Putting It All Together

Last updated on 2024-05-21 | Edit this page

Estimated time: 45 minutes

Overview

Questions

  • What common issues might be encountered with real world data.
  • How can plotting and other techniques help with exploratory analysis and getting to know my data?

Objectives

  • Learners import, clean, and plot their own data.

Putting it all together


Up to this point, we have walked through tasks that are often involved in handling and processing data using the workshop ready cleaned
files that we have provided. In this wrap-up exercise, we will perform many of the same tasks with real data sets.

As opposed to the previous ones, this lesson does not give step-by-step directions to each of the tasks. Use the lesson materials you’ve already gone through as well as the Python documentation to help you along.

1. Obtain data


There are many repositories online from which you can obtain data. We are providing you with one data file to use with these exercises (works-original.csv), but feel free to use any data that is relevant to your research. You can also explore the GLAM Workbench for data set ideas as well as examples of the full potential of Humanities Computing.

2. Clean up your data and open it using Python and Pandas


To begin, import your data file into Python using Pandas. Did it fail? Your data file may have metadata that Pandas does not recognize as part of the data table. Remove this metadata, but do not simply delete it in a text editor! Use either a shell script or Python to do this - you wouldn’t want to do it by hand if you had many files to process.

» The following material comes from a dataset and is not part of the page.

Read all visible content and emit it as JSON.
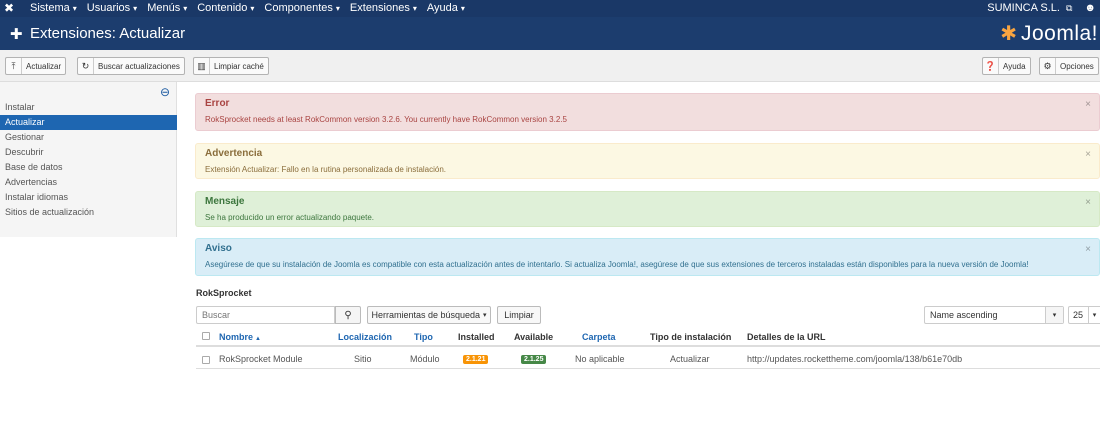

If you are still having trouble importing the data as a table using Pandas, check the documentation. You can open the docstring in an ipython notebook using a question mark. For example:

PYTHON

    import pandas as pd
    pd.read_csv?

Look through the function arguments to see if there is a default value that is different from what your file requires (Hint: the problem is most likely the delimiter or separator. Common delimiters are ',' for comma, ' ' for space, and '\t' for tab).

Create a DataFrame that includes only the values of the data that are useful to you. You can also change the name of the columns in the DataFrame like this:

PYTHON

df.rename(columns={"A": "Column1", "B": "Column2"}, inplace=True)

Challenge - Lots of plots

Make a variety of plots from your data. Add axis labels, titles, and legends to your figures. Make at least one figure with multiple plots using the function subplot().

Challenge - Final Plot

Display your data using one or more plot types from the example gallery (http://matplotlib.org/gallery.html). Which ones to choose will depend on the content of your own data file. For example, consider if any of your data would benefit from being presented as a histogram, a bar plot, or explore the different ways matplotlib can handle dates and times for figures.